Everyday Tourist looks at Calgary's efforts to provide affordable living options in one of its most expensive City Centre communities.
Our City Councillors continue to talk about the need for more affordable housing but nothing seems to happen. The latest rant came from Councillor Woolley who was invited by CBC News to write a New Year’s message to Calgarians as part of its “Calgary at a Crossroads” series of guest editorials. Woolley’s, piece “Why we need to work our asses off,” focused on the City’s need for more affordable housing. He stated that over the past two years, the City of Calgary had not put a single new subsidized home on the market, adding “On Council, we commission dreamy reports that are long on process but short on action.”

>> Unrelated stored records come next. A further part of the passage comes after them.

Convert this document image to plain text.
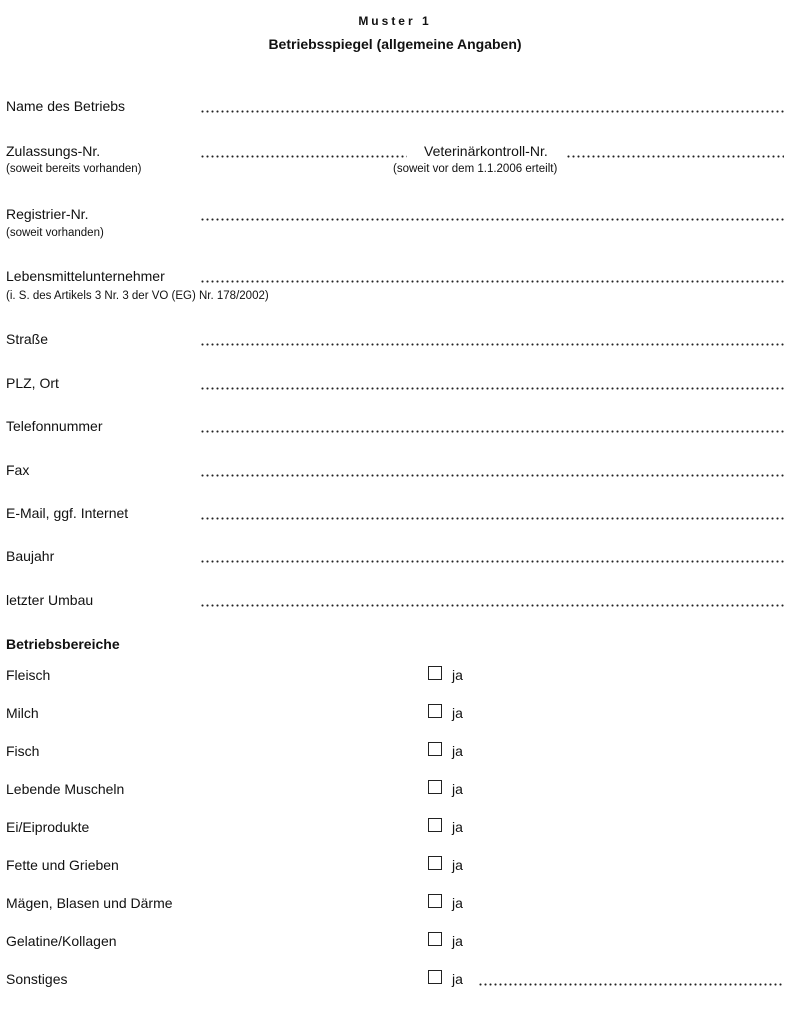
Muster 1
Betriebsspiegel (allgemeine Angaben)
Name des Betriebs
Zulassungs-Nr.
(soweit bereits vorhanden)
Veterinärkontroll-Nr.
(soweit vor dem 1.1.2006 erteilt)
Registrier-Nr.
(soweit vorhanden)
Lebensmittelunternehmer
(i. S. des Artikels 3 Nr. 3 der VO (EG) Nr. 178/2002)
Straße
PLZ, Ort
Telefonnummer
Fax
E-Mail, ggf. Internet
Baujahr
letzter Umbau
Betriebsbereiche
Fleisch	ja
Milch	ja
Fisch	ja
Lebende Muscheln	ja
Ei/Eiprodukte	ja
Fette und Grieben	ja
Mägen, Blasen und Därme	ja
Gelatine/Kollagen	ja
Sonstiges	ja
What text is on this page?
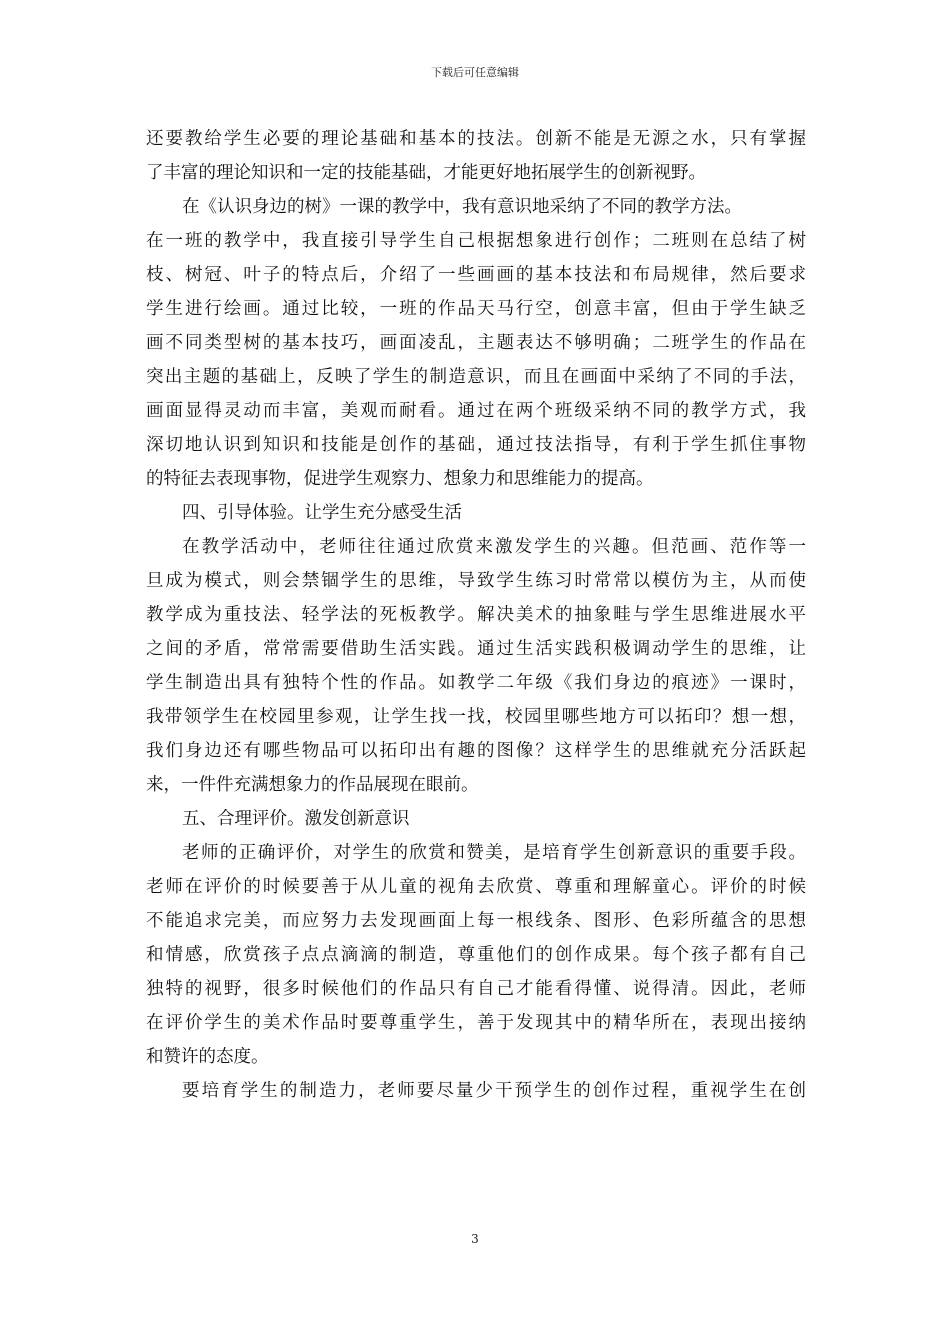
下载后可任意编辑
还要教给学生必要的理论基础和基本的技法。创新不能是无源之水，只有掌握
了丰富的理论知识和一定的技能基础，才能更好地拓展学生的创新视野。
在《认识身边的树》一课的教学中，我有意识地采纳了不同的教学方法。
在一班的教学中，我直接引导学生自己根据想象进行创作；二班则在总结了树
枝、树冠、叶子的特点后，介绍了一些画画的基本技法和布局规律，然后要求
学生进行绘画。通过比较，一班的作品天马行空，创意丰富，但由于学生缺乏
画不同类型树的基本技巧，画面凌乱，主题表达不够明确；二班学生的作品在
突出主题的基础上，反映了学生的制造意识，而且在画面中采纳了不同的手法，
画面显得灵动而丰富，美观而耐看。通过在两个班级采纳不同的教学方式，我
深切地认识到知识和技能是创作的基础，通过技法指导，有利于学生抓住事物
的特征去表现事物，促进学生观察力、想象力和思维能力的提高。
四、引导体验。让学生充分感受生活
在教学活动中，老师往往通过欣赏来激发学生的兴趣。但范画、范作等一
旦成为模式，则会禁锢学生的思维，导致学生练习时常常以模仿为主，从而使
教学成为重技法、轻学法的死板教学。解决美术的抽象畦与学生思维进展水平
之间的矛盾，常常需要借助生活实践。通过生活实践积极调动学生的思维，让
学生制造出具有独特个性的作品。如教学二年级《我们身边的痕迹》一课时，
我带领学生在校园里参观，让学生找一找，校园里哪些地方可以拓印？想一想，
我们身边还有哪些物品可以拓印出有趣的图像？这样学生的思维就充分活跃起
来，一件件充满想象力的作品展现在眼前。
五、合理评价。激发创新意识
老师的正确评价，对学生的欣赏和赞美，是培育学生创新意识的重要手段。
老师在评价的时候要善于从儿童的视角去欣赏、尊重和理解童心。评价的时候
不能追求完美，而应努力去发现画面上每一根线条、图形、色彩所蕴含的思想
和情感，欣赏孩子点点滴滴的制造，尊重他们的创作成果。每个孩子都有自己
独特的视野，很多时候他们的作品只有自己才能看得懂、说得清。因此，老师
在评价学生的美术作品时要尊重学生，善于发现其中的精华所在，表现出接纳
和赞许的态度。
要培育学生的制造力，老师要尽量少干预学生的创作过程，重视学生在创
3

Okay the, its time for Woolley and his colleagues to start walking the talk. I challenge Council and Administration to design and approve a residential development for the unique city-owned containR site in Sunnyside at the corner of 2nd Ave and 9th Street SW by the end of 2016. It is my understanding the site has been earmarked for a mix of affordable and market housing for years. I also understand the immediate neighbours and community are more or less on side, subject to seeing actual design plans. So why has nothing happened?
I also challenge Council and Administration to make this Calgary’s first large-scale sea-container building, knowing Sunnyside Councillor Farrell has suggested in the past that container construction has many advantages for affordable housing. Surely it can’t be that difficult to make this happen.
Container Construction 101
There are many benefits to container construction for residential development. The biggest being it is very cost effective. It is cost-effective because 80% of the on-site activities are moved indoors, meaning optimization of materials and labour, reduction of theft and fewer lost hours due to inclement weather. As well, because it is metal, it is non-combustible, making it safer. Also it doesn’t warp or shrink and has the capacity for superior sound-insulation between units, making container buildings quieter. They can also be constructed to heights of 12 storeys, making them ideal for affordable housing projects on larger sites.
And when it comes to infill development, neighbours and communities will love the fact that on-site, container-based construction happens 30 to 50% faster than conventional construction, meaning a significant decrease in the inconvenience of road and/or sidewalk closures and noise. Container construction is also environmentally-friendly given the repurposing of surplus shipping containers.
Backstory: Calgary, as one of North America’s largest inland ports, has a surplus of sea containers. Yes, literally thousands of sea containers arrive in Calgary every month via rail or truck from China and other countries full of everything from electronics to furniture. With nothing to send back many become surplus.
From a design perspective, container buildings don’t have to look significantly different than current new multi-family residential buildings, both in their exterior or interiors. From the street, they can have a funky, colourful, industrial urban look or they can be clad with vinyl siding to fit with neighbouring suburban homes.
In a nutshell, container condos are “cheaper, faster and better” than conventional wood or concrete multi-family residential construction. This makes them very attractive for affordable housing construction.
Calgary-based Ladacor has developed an “Advanced Modular System,” a proprietary modular construction method that allows for high quality container construction, which meets if not exceeds all Canadian Safety Approval standards. Ladacor is on the leading edge of container construction in North America, having already built the largest container hotel in Canada. A local demonstration container project could be just what Calgary needs to create more jobs and become North America’s leading contain construction headquarters. What’s holding us back?
It is almost too good to be true that Sunnyside’s temporary containR park (with several containers already on site) is the perfect location for Calgary’s first affordable housing project in a few years and our first container building.
My plea to Council, Administration and Sunnyside community - please fast-track the design and approval of the “Sunnyside Container Village” as model affordable development by the end of 2016, with people moving in by early 2018. Let’s be “short on process and get those asses working.”